Is Great Teaching Sustainable?
by Terry Heick
The typical approach to modern, K-12 pedagogy is to clarify a learning target, plan a learning experience that seems well-suited to ‘cause’ understanding of that target, and then assess student mastery of that target.
Put another way, we decide what’s going to be learned, try to help them learn it, then see if they learned it.
In a more advanced version of this approach, teachers will pre-assess all students on their mastery of a given learning target, then plan an activity or lesson for all students that is inherently differentiated—that is, students will seek the same learning outcome (or target) in different ways.
In an even more advanced version of this outcomes-based and data-driven approach, teachers will pre-assess students, create tiered learning targets based on that data to personalize the learning of students, then design (or select) assessment forms that give the student the best opportunity to demonstrate what they know.
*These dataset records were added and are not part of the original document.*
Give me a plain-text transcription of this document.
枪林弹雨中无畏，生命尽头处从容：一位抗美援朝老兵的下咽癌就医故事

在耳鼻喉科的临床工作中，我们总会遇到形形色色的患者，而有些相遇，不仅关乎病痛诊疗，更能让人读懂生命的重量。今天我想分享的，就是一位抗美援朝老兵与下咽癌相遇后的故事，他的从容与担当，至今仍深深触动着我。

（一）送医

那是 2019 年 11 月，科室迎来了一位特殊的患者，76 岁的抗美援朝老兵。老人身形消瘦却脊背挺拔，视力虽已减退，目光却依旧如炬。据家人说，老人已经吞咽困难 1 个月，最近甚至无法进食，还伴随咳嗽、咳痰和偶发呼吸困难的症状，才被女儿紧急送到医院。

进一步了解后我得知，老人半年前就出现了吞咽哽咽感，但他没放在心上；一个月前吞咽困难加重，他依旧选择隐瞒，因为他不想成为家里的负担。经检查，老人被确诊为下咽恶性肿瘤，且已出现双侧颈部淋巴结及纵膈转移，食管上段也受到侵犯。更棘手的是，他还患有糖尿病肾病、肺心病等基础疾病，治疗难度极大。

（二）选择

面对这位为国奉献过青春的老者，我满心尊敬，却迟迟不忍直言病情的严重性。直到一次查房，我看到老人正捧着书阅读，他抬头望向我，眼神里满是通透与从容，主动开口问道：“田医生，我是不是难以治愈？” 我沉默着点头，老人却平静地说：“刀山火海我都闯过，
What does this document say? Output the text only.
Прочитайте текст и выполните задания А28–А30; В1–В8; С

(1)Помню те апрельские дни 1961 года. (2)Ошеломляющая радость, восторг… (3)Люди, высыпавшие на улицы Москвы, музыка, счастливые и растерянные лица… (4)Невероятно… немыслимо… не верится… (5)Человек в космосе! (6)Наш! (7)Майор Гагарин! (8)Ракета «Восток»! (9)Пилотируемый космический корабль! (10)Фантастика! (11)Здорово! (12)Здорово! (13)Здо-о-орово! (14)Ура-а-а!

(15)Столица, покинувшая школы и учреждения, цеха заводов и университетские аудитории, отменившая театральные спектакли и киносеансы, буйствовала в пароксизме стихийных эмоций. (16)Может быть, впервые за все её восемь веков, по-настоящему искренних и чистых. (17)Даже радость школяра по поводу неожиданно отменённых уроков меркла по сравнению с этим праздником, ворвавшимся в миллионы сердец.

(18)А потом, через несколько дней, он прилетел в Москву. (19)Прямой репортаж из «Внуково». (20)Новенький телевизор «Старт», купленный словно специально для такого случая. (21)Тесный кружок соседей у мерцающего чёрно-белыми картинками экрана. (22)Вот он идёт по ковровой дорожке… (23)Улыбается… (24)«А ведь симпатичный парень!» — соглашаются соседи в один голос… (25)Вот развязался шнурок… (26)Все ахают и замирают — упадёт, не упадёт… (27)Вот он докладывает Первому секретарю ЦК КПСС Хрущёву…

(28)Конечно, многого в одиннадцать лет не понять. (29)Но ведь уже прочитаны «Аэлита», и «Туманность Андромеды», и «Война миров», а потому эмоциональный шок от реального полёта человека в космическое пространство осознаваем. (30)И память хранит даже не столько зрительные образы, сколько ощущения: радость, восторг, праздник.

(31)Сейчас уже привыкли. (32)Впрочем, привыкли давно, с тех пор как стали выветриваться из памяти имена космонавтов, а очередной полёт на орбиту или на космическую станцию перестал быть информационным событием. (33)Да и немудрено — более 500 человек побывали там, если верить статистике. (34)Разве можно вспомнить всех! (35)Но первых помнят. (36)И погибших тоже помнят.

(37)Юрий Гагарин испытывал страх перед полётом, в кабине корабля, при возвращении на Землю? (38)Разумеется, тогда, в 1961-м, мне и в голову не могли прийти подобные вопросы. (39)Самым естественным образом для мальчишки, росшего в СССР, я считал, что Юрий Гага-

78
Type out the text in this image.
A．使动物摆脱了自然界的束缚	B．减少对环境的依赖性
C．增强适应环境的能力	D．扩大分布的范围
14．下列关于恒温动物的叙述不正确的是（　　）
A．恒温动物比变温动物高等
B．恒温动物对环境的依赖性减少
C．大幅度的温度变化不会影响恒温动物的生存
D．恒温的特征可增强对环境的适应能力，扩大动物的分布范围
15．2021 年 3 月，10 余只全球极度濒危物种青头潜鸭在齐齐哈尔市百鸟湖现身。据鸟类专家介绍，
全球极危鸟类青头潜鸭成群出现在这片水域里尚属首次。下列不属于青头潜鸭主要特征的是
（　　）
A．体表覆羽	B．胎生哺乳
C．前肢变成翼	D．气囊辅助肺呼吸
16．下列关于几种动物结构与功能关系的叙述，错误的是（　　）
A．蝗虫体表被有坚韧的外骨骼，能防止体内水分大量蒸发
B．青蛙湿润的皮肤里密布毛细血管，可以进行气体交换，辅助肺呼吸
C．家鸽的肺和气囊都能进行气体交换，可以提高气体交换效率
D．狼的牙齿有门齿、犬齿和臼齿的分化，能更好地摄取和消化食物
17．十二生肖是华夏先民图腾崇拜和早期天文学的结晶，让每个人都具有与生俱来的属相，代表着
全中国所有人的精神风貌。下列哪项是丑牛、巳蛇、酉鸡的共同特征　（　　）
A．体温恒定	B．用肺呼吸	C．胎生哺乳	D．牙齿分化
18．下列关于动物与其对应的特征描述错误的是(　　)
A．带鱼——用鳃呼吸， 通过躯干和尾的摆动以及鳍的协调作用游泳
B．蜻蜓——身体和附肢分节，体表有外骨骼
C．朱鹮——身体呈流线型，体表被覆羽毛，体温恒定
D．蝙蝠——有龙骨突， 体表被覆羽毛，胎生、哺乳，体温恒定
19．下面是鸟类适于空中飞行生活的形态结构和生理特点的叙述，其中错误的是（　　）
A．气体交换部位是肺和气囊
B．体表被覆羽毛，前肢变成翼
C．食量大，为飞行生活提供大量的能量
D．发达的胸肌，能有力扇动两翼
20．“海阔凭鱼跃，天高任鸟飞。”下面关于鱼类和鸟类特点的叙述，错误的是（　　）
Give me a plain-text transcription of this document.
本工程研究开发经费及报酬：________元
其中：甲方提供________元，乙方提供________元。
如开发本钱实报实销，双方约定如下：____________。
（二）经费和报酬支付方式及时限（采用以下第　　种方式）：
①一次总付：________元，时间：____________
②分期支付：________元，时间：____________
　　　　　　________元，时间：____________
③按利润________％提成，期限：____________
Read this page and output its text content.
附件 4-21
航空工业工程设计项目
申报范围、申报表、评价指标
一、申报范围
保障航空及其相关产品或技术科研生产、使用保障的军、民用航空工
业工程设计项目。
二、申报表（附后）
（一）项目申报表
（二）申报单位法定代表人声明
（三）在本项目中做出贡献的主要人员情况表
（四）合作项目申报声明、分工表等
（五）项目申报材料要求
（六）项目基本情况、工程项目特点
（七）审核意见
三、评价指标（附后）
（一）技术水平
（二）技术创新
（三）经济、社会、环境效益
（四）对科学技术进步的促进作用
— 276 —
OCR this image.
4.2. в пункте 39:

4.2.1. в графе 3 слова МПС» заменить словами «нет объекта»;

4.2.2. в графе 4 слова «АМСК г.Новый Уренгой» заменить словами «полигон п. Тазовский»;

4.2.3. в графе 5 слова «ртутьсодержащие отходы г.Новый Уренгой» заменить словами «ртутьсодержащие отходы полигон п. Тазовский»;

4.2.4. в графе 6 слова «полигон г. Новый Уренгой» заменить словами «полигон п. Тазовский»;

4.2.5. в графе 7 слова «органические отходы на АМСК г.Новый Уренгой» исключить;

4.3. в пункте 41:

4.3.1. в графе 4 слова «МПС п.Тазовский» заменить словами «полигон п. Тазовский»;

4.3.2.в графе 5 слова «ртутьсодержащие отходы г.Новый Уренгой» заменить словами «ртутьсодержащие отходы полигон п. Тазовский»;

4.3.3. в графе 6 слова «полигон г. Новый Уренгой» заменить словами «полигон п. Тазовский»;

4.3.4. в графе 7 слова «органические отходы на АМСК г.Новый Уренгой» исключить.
That is, the tool used to measure the understanding will be the tool best suited to that task.
Of course, there’s a lot more going on—or should be a lot more going on, anyway:
Curriculum mapping that’s personalized for each student so that students are not just learning but learning things they don’t already know—and ideally learning the most important things they don’t know in an order and sequence that provides the best opportunity for long-term retention and application of that learning.
Grading and mastery reporting that makes sense to and supports all stakeholders.
Learning feedback that’s truly useful to that student on that day in a tone and duration and form that truly helps students grow.
Instructional design elements that allow students to grapple with complex ideas through ongoing iteration throughout the year—like building a wall with bricks always revisiting and revising thinking and understanding.
All while creating relationships to help all students feel safe and self-motivated to consistently engage with content—and one another—in an authentic and meaningful way.
There are a lot of problems with this approach—problems beyond the reach of a single post. Just accept for now that no matter the nature of this approach, the entire process, from curriculum all the way down to student work, all should withstand our most enthusiastic scrutiny more or less unscathed. That is, we should be able to examine it critically and not find obvious room for improvement.
And it’s not difficult to see that there’s room for improvement, here.
See An Updated Guide To Questioning In The Classroom
For starters, in this outcomes-based and data-driven approach, the outcomes and the data are naturally centered.
If the outcomes and data are centered, then the student and the content are not centered and any attempted ‘centering’ is awkward, difficult, time-consuming, and likely superficial (e.g., allowing students to ‘choose’ between two nearly identical activities that learn the same content the same way on the same day to ultimately be assessed two weeks down the road by the same assessment).
And who is orchestrating all the ‘centering’?
Who designs the learning experiences—and must do so in light of old and new and emerging and presently-obscured ‘data’?
Who extracts and documents the growth—and who records and assesses the validity of the data?
Who is left to reconcile the curriculum, the scope-and-sequences, and the pace of student achievement over time?
Who designs which curriculum is most important and which can play a lesser role?
Who feels terrible when they ‘teach’ and students don’t learn?
Who is blamed when they can’t accurately measure actual understanding (versus simply review test results) of critical content, then consistently revise planned instruction for every student based on always-emerging data?
The teacher.
This is both incredibly unfair and not close to our best thinking. Pressure on teachers creates pressure on students and generally speaking, pressure should not be our preferred method of cultivating genius and affection in children.
The net result of this well-intended but maybe wrong-headed approach to growing the minds of little human beings is near impossibility. It is extremely difficult for any single human being to do this consistently, but because of what’s at stake, teachers try anyway.
They burn themselves out. They struggle with their own physical and mental health. They spend too much money out of their own pocket—but they keep doing it all because what they’re doing is so important.
And when it all works—when students smile and learn and grow and thank them—it’s a special kind of magic that makes everything else seem worth it but whether or not teachers are willing to endure this absurdity for fleeting vignettes of success is missing the point.
Learning is about living and living is about people and places—and very little of this plays any role at all in education. This requires the teacher to become a grand mediator between and across everything else. All the data, all of the learning models, all of the curriculum maps and literacy probes and IEPs and grouping activities and learning objectives and Socratic discussions and inquiry and project-based learning units.
The real currency in any classroom is the decision-making of a single human being doing their best to help every student not just ‘do their best,‘ but meet every standard measured in every possible way—and to fail over and over and over again and settle for the faint hope that they’re actually ‘making a difference,’ all while being pulled in a million different directions every single day and hiding it all from the students—the whole reason they’re there to begin with.
To ‘teach’ basically means to do the best you can to meet the demands of school and district policies by making thousands of decisions a day in real-time that could, in theory, either make or break the future of students.
That’s the magic of teaching–and it’s also unfair to everyone: teachers, students, and communities. But the enormity and importance and human and academic elements of it all combined with the sanctity of the task keeps teachers coming back for more even when they know it’s impossible.
And that’s the problem with teaching.